The project will install 2,000 solar panels on a retaining pond used for emergency water storage in order to produce about 850 kilowatts of energy. With the help of a bank of batteries and other improvements, the project will allow the nearby water treatment facility to supply all of its own power, push extra power back onto the grid, and remain online indefinitely regardless of any sudden emergency outages.
“This is a great land use scenario,” Thomas said. “Instead of taking up valuable land that you might want to build on or that animals might be utilizing, you can stick this in the middle of a reservoir that might be used for other purposes.”
Barriers
Walden, Fort Lupton and the state say the interest is there, but turning the theoretical savings into on-the-ground projects comes with real challenges.
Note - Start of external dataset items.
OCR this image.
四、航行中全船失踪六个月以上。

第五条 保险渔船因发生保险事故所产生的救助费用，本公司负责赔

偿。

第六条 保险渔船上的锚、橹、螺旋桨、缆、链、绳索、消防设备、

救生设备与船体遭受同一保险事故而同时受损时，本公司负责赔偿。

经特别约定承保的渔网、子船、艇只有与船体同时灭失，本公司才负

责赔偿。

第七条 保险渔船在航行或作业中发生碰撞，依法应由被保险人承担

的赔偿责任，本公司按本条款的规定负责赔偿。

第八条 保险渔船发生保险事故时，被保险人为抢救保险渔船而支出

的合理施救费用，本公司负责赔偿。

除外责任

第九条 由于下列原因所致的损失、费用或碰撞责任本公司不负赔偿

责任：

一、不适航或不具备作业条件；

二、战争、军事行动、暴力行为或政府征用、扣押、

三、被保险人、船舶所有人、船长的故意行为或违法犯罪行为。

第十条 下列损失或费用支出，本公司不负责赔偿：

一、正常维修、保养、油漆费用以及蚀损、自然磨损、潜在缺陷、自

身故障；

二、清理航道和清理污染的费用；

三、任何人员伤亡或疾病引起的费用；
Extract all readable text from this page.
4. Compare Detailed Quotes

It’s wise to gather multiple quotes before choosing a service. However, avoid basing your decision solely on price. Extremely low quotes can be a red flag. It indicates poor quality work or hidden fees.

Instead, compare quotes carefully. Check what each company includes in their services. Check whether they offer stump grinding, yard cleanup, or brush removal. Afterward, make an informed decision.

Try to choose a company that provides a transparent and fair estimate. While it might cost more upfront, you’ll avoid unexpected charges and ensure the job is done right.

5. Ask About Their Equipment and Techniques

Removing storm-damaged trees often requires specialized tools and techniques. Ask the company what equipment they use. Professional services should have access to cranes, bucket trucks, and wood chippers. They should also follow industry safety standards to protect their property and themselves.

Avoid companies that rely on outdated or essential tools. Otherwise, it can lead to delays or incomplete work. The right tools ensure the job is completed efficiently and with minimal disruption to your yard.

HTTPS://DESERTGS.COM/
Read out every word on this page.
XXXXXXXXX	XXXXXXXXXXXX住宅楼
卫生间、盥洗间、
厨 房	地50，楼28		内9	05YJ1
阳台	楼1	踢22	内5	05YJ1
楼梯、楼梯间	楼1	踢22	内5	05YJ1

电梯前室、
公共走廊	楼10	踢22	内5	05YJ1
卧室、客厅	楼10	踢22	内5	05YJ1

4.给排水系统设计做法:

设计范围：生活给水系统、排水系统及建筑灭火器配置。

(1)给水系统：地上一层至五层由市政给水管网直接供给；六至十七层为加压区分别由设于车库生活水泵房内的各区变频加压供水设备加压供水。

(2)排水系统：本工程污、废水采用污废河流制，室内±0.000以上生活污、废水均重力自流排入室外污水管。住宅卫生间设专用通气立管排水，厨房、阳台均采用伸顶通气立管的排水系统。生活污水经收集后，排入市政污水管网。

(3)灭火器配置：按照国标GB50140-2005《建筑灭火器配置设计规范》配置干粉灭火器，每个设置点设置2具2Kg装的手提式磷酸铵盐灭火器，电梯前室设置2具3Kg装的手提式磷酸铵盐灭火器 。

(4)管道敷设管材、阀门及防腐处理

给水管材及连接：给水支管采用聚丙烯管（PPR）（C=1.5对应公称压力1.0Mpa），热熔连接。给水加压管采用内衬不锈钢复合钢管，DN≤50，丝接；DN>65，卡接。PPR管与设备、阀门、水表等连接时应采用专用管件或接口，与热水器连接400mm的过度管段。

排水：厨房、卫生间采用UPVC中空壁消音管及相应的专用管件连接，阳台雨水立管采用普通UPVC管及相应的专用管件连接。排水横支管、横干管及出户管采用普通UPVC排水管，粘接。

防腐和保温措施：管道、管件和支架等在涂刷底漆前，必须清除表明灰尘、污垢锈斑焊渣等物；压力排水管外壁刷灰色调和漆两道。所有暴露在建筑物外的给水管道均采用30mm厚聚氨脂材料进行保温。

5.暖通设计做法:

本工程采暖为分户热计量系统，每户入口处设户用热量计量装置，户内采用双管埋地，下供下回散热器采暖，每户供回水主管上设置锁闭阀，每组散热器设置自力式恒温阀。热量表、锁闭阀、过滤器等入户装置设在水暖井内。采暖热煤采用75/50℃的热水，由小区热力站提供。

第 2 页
Water bodies need to be near the power grid or some destination that will receive the electricity that’s generated, which limits the number of eligible water bodies. Plus, these projects inherently need support from a lot of organizations, like electric utility companies, reservoir owners, ditch companies and other water managers spread across the state.
For some people, putting solar panel rigs on a reservoir would mar its aesthetic value or limit recreation opportunities. Community support is important to make these projects happen, the state’s study said.
The up-front costs of the emerging technology can be high, and most projects require some sort of government financial aid, the state study said. In Walden, the project’s $400,000 price tag was steep for a town of 600 people.
“There was quite a bit of discussion. I know there were a few letters to the editor saying the town should be spending money on fixing potholes,” Russell said.
A $200,000 state grant — plus knowing the project will pay for itself in 20 years — helped seal the deal, he said.
Generating electricity on top of water could also pose safety concerns even though the closed systems are designed to be around water. While learning how to maintain the system, Russell once went out on the slick floating rig to shovel snow off the solar panels hoping to help them generate electricity. He slipped and knocked a wire as his foot went into the icy pond, he said.
“That’s when we decided maybe it wasn’t a good idea,” he said, adding that he was fine at the time.
The feasibility study also highlighted potential environmental impacts: Covering the surface could change water temperatures, oxygen levels and precipitation patterns, which, in turn, could impact aquatic food webs and fish populations. Birds might try to nest on the panels, which could lead to collision trauma and electrocutions.
And in Colorado, water is closely tied to laws and valuable legal water rights. Water saved from evaporation might not simply belong to the entity that saved it by installing floating solar panels. Depending on the reservoir, it could also be hard to figure out who exactly should own the saved water, the study said.
“I don’t want the takeaway … to be that these are barriers that can’t be overcome,” Bedford said. “The hope there was that these are things that would need to be considered.”